Leftover Keema sabji and egg yolk cutlet
Leftover Keema sabji and egg yolk cutlet

Hey everyone, it’s Jim, welcome to my recipe page. Today, we’re going to make a distinctive dish, leftover keema sabji and egg yolk cutlet. It is one of my favorites food recipes. This time, I am going to make it a bit unique. This is gonna smell and look delicious.

It's of leftover hard boiled egg yolk. You need of medium sized boiled and mashed potato. Add Keema sabzi with mashed egg yolk and potato.

Leftover Keema sabji and egg yolk cutlet is one of the most well liked of current trending meals in the world. It’s easy, it is fast, it tastes yummy. It is enjoyed by millions every day. They’re fine and they look fantastic. Leftover Keema sabji and egg yolk cutlet is something which I’ve loved my whole life.

To begin with this particular recipe, we must first prepare a few components. You can cook leftover keema sabji and egg yolk cutlet using 7 ingredients and 3 steps. Here is how you can achieve that.

The ingredients needed to make Leftover Keema sabji and egg yolk cutlet:
  1. Get 1 cup leftover Keema sabji
  2. Make ready 5-6 leftover hard boiled egg yolk
  3. Prepare 1 medium sized boiled and mashed potato
  4. Make ready 1 medium sized finely chopped onion
  5. Get 4-5 tablespoons besan
  6. Make ready As per taste Salt
  7. Get As required Oil for frying

In the past, I've left the yolks sitting in my fridge as long as I could, before sheepishly tossing them all in the trash. In the Stuff I've Googled series, we find ways to use up all those pesky leftover ingredients that tend to sit in our fridge until that dreadful moment when we uncover their moldy remains from behind the yogurt and strawberry jam containers. Here's what we've covered so far Egg Curry Recipe In Hindi Storing egg yolks is as easy as tossing them in the trash.
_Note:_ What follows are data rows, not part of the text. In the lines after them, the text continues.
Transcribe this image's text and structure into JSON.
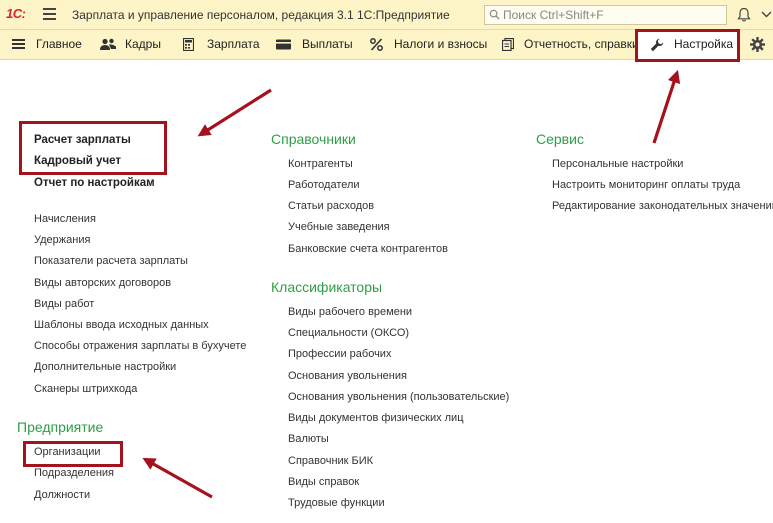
{
  "app": {
    "logo": "1С:",
    "title": "Зарплата и управление персоналом, редакция 3.1 1С:Предприятие",
    "search_placeholder": "Поиск Ctrl+Shift+F"
  },
  "menu": [
    {
      "id": "main",
      "label": "Главное",
      "icon": "hamburger-icon"
    },
    {
      "id": "staff",
      "label": "Кадры",
      "icon": "people-icon"
    },
    {
      "id": "salary",
      "label": "Зарплата",
      "icon": "calculator-icon"
    },
    {
      "id": "payments",
      "label": "Выплаты",
      "icon": "wallet-icon"
    },
    {
      "id": "taxes",
      "label": "Налоги и взносы",
      "icon": "percent-icon"
    },
    {
      "id": "reports",
      "label": "Отчетность, справки",
      "icon": "documents-icon"
    },
    {
      "id": "settings",
      "label": "Настройка",
      "icon": "wrench-icon",
      "active": true
    }
  ],
  "left": {
    "top_links": [
      "Расчет зарплаты",
      "Кадровый учет",
      "Отчет по настройкам"
    ],
    "links": [
      "Начисления",
      "Удержания",
      "Показатели расчета зарплаты",
      "Виды авторских договоров",
      "Виды работ",
      "Шаблоны ввода исходных данных",
      "Способы отражения зарплаты в бухучете",
      "Дополнительные настройки",
      "Сканеры штрихкода"
    ],
    "enterprise": {
      "title": "Предприятие",
      "links": [
        "Организации",
        "Подразделения",
        "Должности"
      ]
    }
  },
  "middle": {
    "directories": {
      "title": "Справочники",
      "links": [
        "Контрагенты",
        "Работодатели",
        "Статьи расходов",
        "Учебные заведения",
        "Банковские счета контрагентов"
      ]
    },
    "classifiers": {
      "title": "Классификаторы",
      "links": [
        "Виды рабочего времени",
        "Специальности (ОКСО)",
        "Профессии рабочих",
        "Основания увольнения",
        "Основания увольнения (пользовательские)",
        "Виды документов физических лиц",
        "Валюты",
        "Справочник БИК",
        "Виды справок",
        "Трудовые функции"
      ]
    }
  },
  "right": {
    "service": {
      "title": "Сервис",
      "links": [
        "Персональные настройки",
        "Настроить мониторинг оплаты труда",
        "Редактирование законодательных значений"
      ]
    }
  },
  "colors": {
    "toolbar_bg": "#fdf5c7",
    "section_title": "#2e9f47",
    "annotation": "#a4121e",
    "logo": "#d7262c"
  }
}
Instructions to make Leftover Keema sabji and egg yolk cutlet:
  1. Add Keema sabzi with mashed egg yolk and potato. Add chopped onion, besan and salt. Mix well.
  2. Make small cutlets from the dough. Heat oil and shallow fry the cutlets till they are brown on both side. Remove them on kitchen towel.
  3. Serve hot cutlets with your choice of chutney or sauce.

If you plan to use the yolks within a couple of days, you can keep them in the fridge. Just place them in an airtight container with some cold water. The water prevents the yolks from coagulating and drying out. Egg yolks work wonders in mayonnaise, sweet buttercream or creme brulee - or just crack them into a classic carbonara. When a recipe calls for egg whites, don't discard the excess, sunshine-orange yolks: they are a magical ingredient that can transform a drab dish into something divine and.

So that is going to wrap this up for this exceptional food leftover keema sabji and egg yolk cutlet recipe. Thank you very much for reading. I’m sure that you can make this at home. There is gonna be interesting food at home recipes coming up. Don’t forget to bookmark this page on your browser, and share it to your family, friends and colleague. Thanks again for reading. Go on get cooking!